A very small MPI profiling tool is mpiP - it gives a very short summary of MPI activity in your code.
The IPM library is fairly easy to build and gives you lots of MPI counts and times, and gives a nice HTML file as a result. You mention PAPI; IPM will also integrate PAPI counters if available. We use this regularly at our centre, and I think this would do what you like. If you've built your program with dynamic libraries for MPI, you don't even need to recompile to use this (mpiP has the same property).
Jumpshot, which comes with MPICH2 but can be built with any MPI, actually shows on a timeline how long each MPI operation took.

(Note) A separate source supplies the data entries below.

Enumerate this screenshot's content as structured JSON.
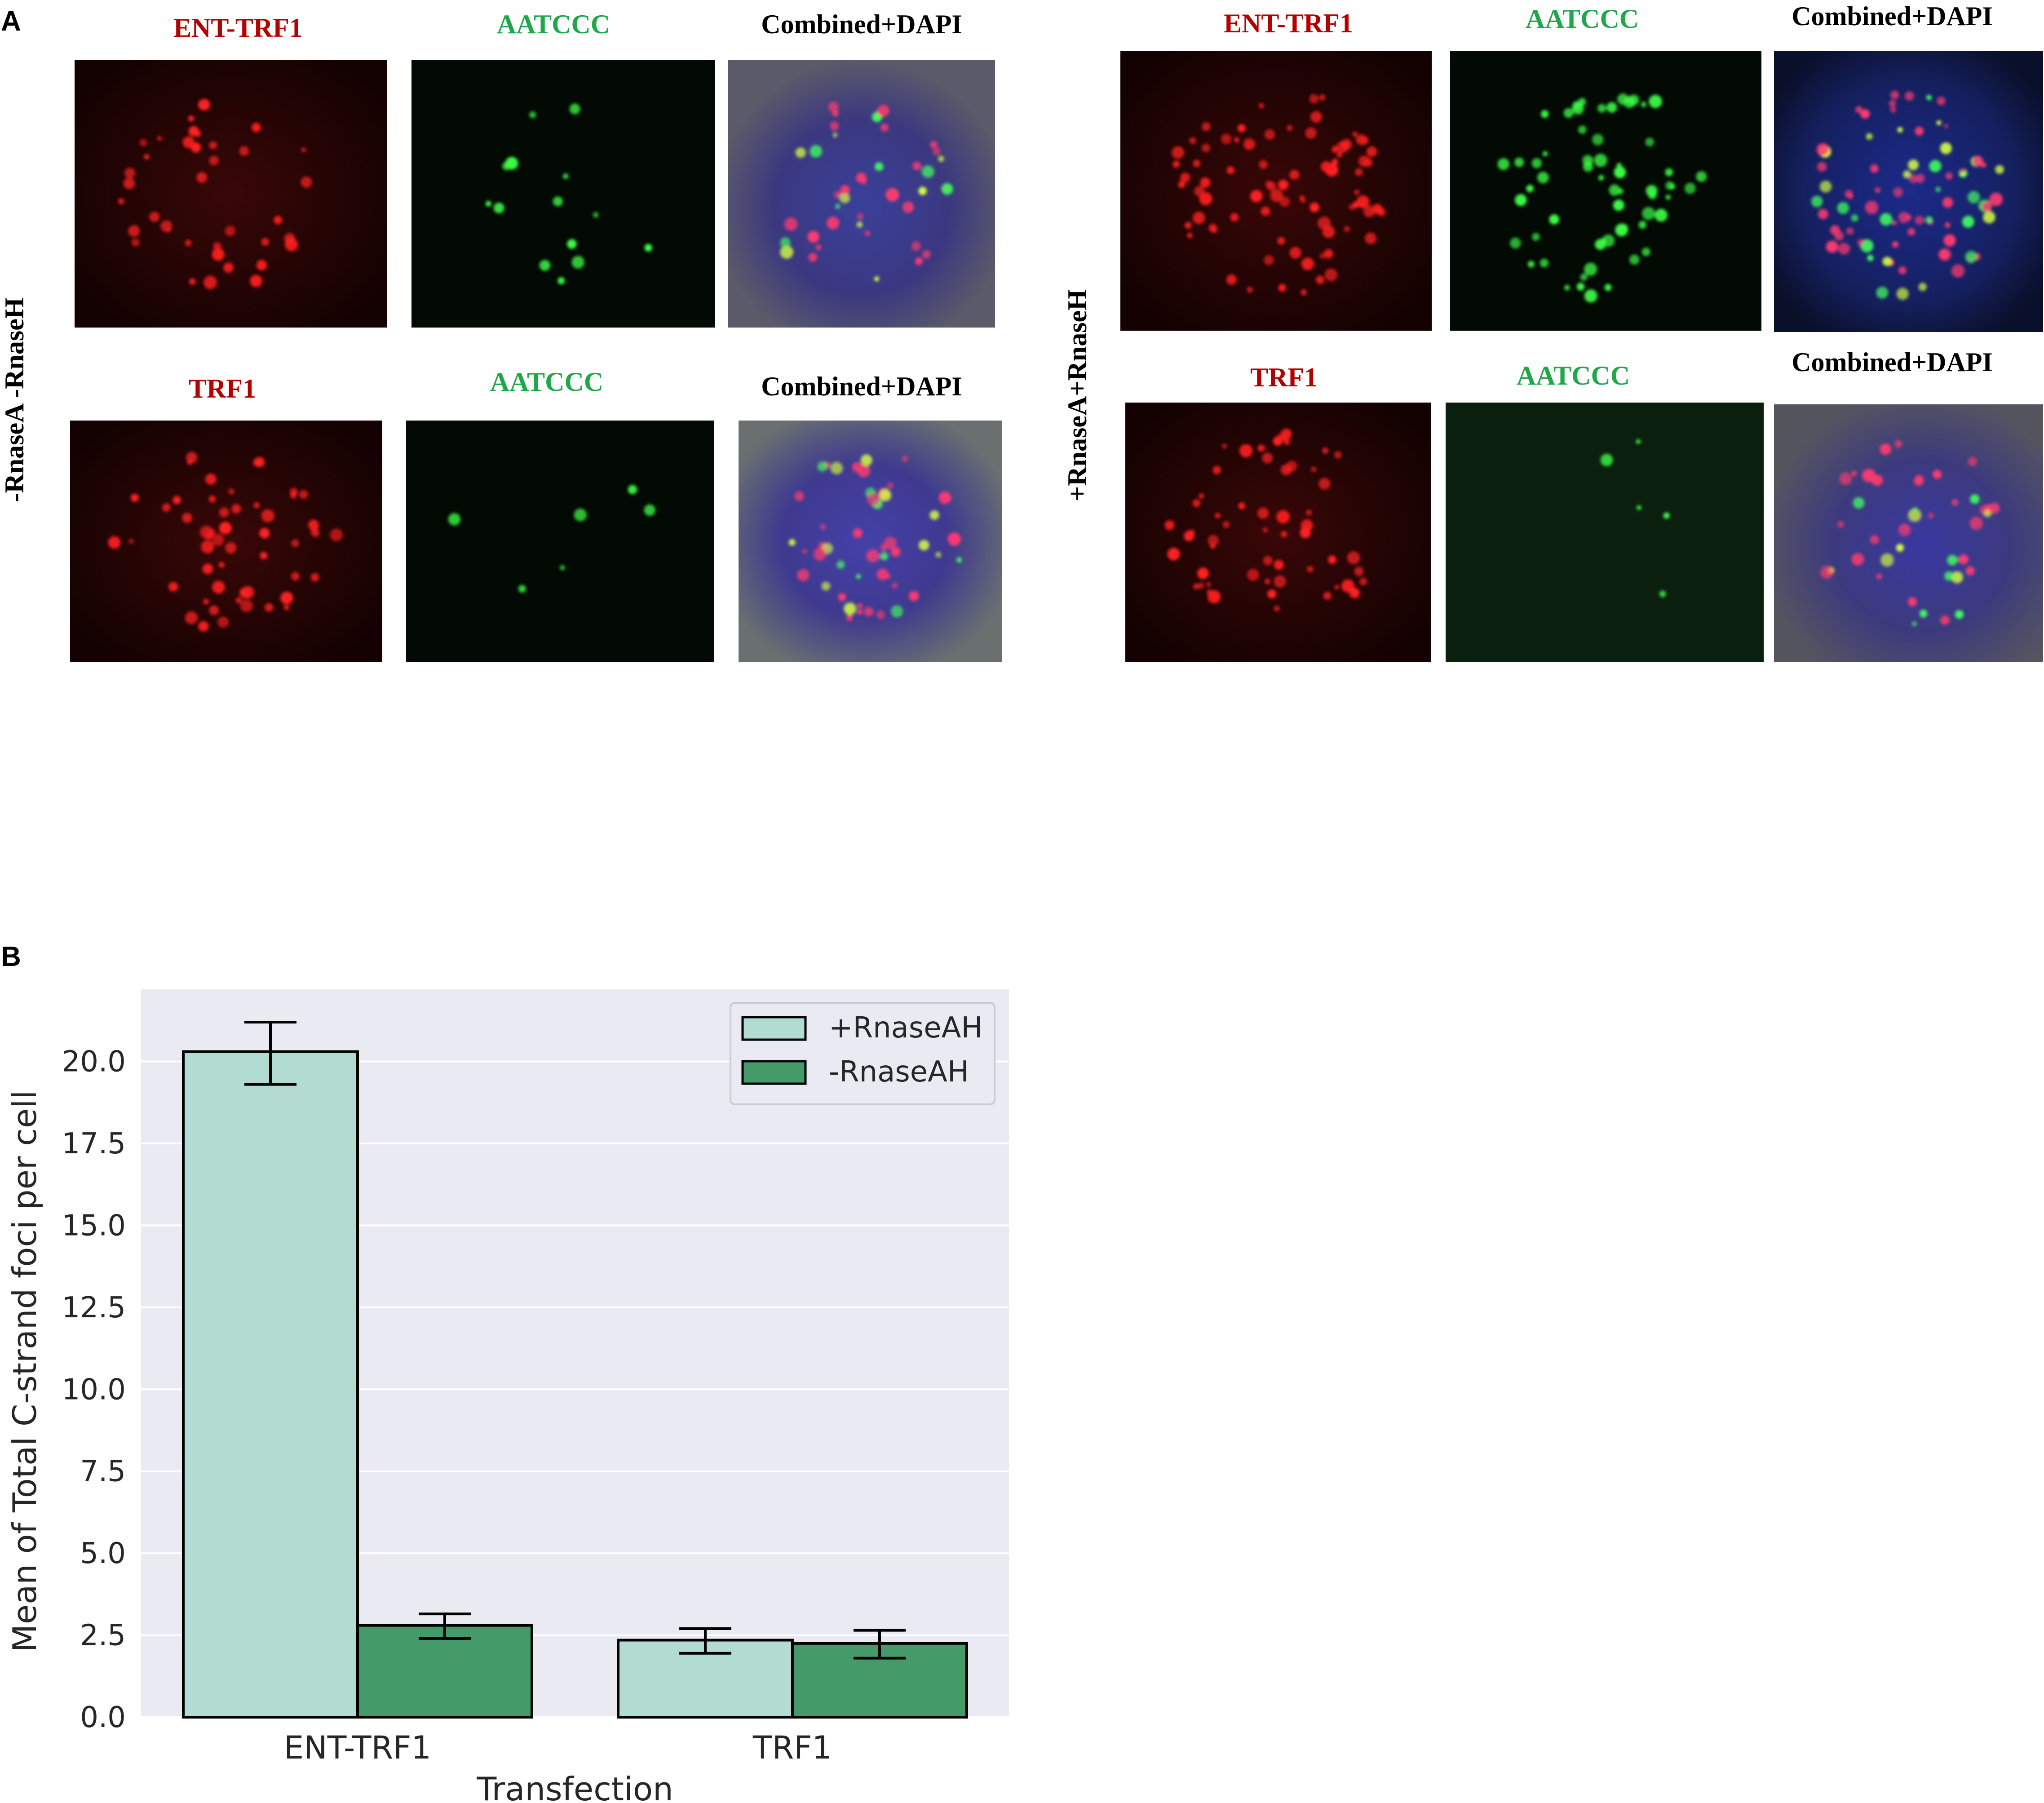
{
  "panel_a": {
    "label": "A",
    "groups": [
      {
        "condition": "-RnaseA -RnaseH",
        "rows": [
          {
            "titles": [
              "ENT-TRF1",
              "AATCCC",
              "Combined+DAPI"
            ]
          },
          {
            "titles": [
              "TRF1",
              "AATCCC",
              "Combined+DAPI"
            ]
          }
        ]
      },
      {
        "condition": "+RnaseA+RnaseH",
        "rows": [
          {
            "titles": [
              "ENT-TRF1",
              "AATCCC",
              "Combined+DAPI"
            ]
          },
          {
            "titles": [
              "TRF1",
              "AATCCC",
              "Combined+DAPI"
            ]
          }
        ]
      }
    ],
    "colors": {
      "red_title": "#b30000",
      "green_title": "#1ea84a",
      "black_title": "#000000"
    }
  },
  "panel_b": {
    "label": "B",
    "chart_data": {
      "type": "bar",
      "categories": [
        "ENT-TRF1",
        "TRF1"
      ],
      "series": [
        {
          "name": "+RnaseAH",
          "values": [
            20.3,
            2.35
          ],
          "err_low": [
            19.3,
            1.95
          ],
          "err_high": [
            21.2,
            2.7
          ],
          "color": "#b2dbd1"
        },
        {
          "name": "-RnaseAH",
          "values": [
            2.8,
            2.25
          ],
          "err_low": [
            2.4,
            1.8
          ],
          "err_high": [
            3.15,
            2.65
          ],
          "color": "#459a6a"
        }
      ],
      "xlabel": "Transfection",
      "ylabel": "Mean of Total C-strand foci per cell",
      "ylim": [
        0,
        22.2
      ],
      "yticks": [
        "0.0",
        "2.5",
        "5.0",
        "7.5",
        "10.0",
        "12.5",
        "15.0",
        "17.5",
        "20.0"
      ],
      "grid": true,
      "legend_position": "top-right",
      "background": "#eaeaf2"
    }
  }
}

OpenSpeedshop gives very detailed performance measurements of your code, highlighting especially "expensive" lines; it also has an MPI-tracing mode which will identify MPI times by line of code. It can be tricky to install.

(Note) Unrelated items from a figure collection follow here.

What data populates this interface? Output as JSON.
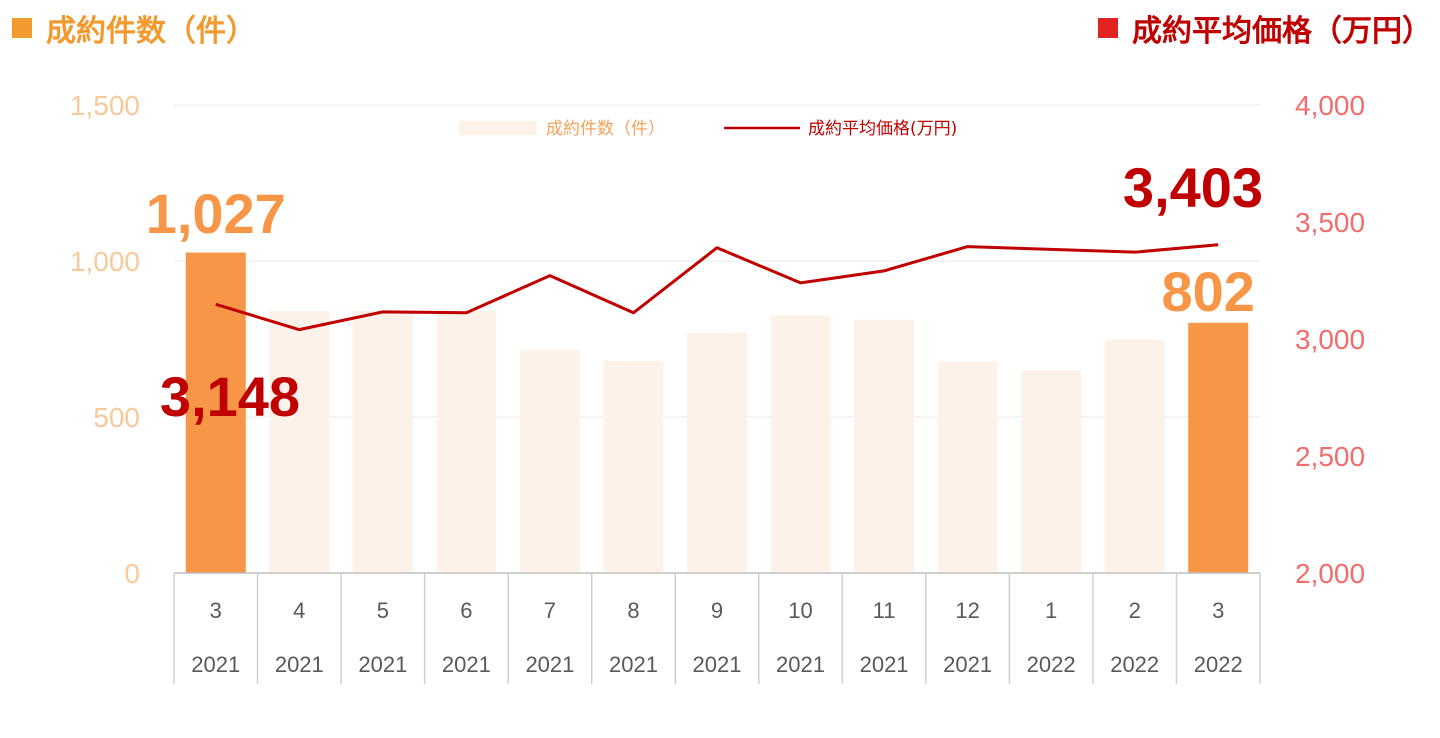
{
  "header": {
    "left_title": "成約件数（件）",
    "right_title": "成約平均価格（万円）",
    "left_color": "#f39a2e",
    "right_color": "#e32322"
  },
  "chart_data": {
    "type": "bar+line",
    "categories": [
      "3",
      "4",
      "5",
      "6",
      "7",
      "8",
      "9",
      "10",
      "11",
      "12",
      "1",
      "2",
      "3"
    ],
    "years": [
      "2021",
      "2021",
      "2021",
      "2021",
      "2021",
      "2021",
      "2021",
      "2021",
      "2021",
      "2021",
      "2022",
      "2022",
      "2022"
    ],
    "series": [
      {
        "name": "成約件数（件）",
        "kind": "bar",
        "axis": "left",
        "values": [
          1027,
          840,
          840,
          840,
          715,
          680,
          770,
          825,
          812,
          678,
          650,
          748,
          802
        ],
        "highlight_indices": [
          0,
          12
        ],
        "color": "#fdf2ea",
        "highlight_color": "#f79646"
      },
      {
        "name": "成約平均価格(万円)",
        "kind": "line",
        "axis": "right",
        "values": [
          3148,
          3040,
          3116,
          3112,
          3271,
          3112,
          3390,
          3240,
          3291,
          3395,
          3383,
          3371,
          3403
        ],
        "color": "#c00000"
      }
    ],
    "y_left": {
      "range": [
        0,
        1500
      ],
      "ticks": [
        "0",
        "500",
        "1,000",
        "1,500"
      ],
      "tick_values": [
        0,
        500,
        1000,
        1500
      ]
    },
    "y_right": {
      "range": [
        2000,
        4000
      ],
      "ticks": [
        "2,000",
        "2,500",
        "3,000",
        "3,500",
        "4,000"
      ],
      "tick_values": [
        2000,
        2500,
        3000,
        3500,
        4000
      ]
    },
    "annotations": {
      "bar_first": "1,027",
      "bar_last": "802",
      "line_first": "3,148",
      "line_last": "3,403"
    },
    "legend_position": "top-center",
    "grid": true
  }
}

On the commercial part of the spectrum there are Vampir from TU Dresden and Intel Trace Analyzer and Collector (ITAC). Vampir collects source-level, MPI and OpenMP traces using the open source VampirTrace library that also integrates with PAPI to provide detailed event and counter tracing. VampirTrace's traces are in Open Trace Format that could be read by various other tools besides Vampir.
ITAC is part of Intel Cluster Studio XE. It is mostly designed to work with Intel MPI and sharing the same ancestral code with Vampir, provides more or less the same functionality. One of its nice features is the included automatic run-time MPI correctness checker.
Allinea MAP is an MPI profiler from Allinea that provides performance analysis with an integrated source browser that displays the communication/computation cost alongside individual lines of the source code. It also shows high-level graphs of performance information, including memory, CPU instructions and communication.
But there are other higher level tools which not only give reports, but actually offer advice. TACC's perfexpert is a command-line based tool which takes a number of measurements and offers some performance tuning advice. Scalasca out of Jülich, recompiles your code with a lot of source-level instrumentation and can point out load imbalances, particularly expensive MPI collectives, etc. It can also integrate with Vampir for detailed trace analysis.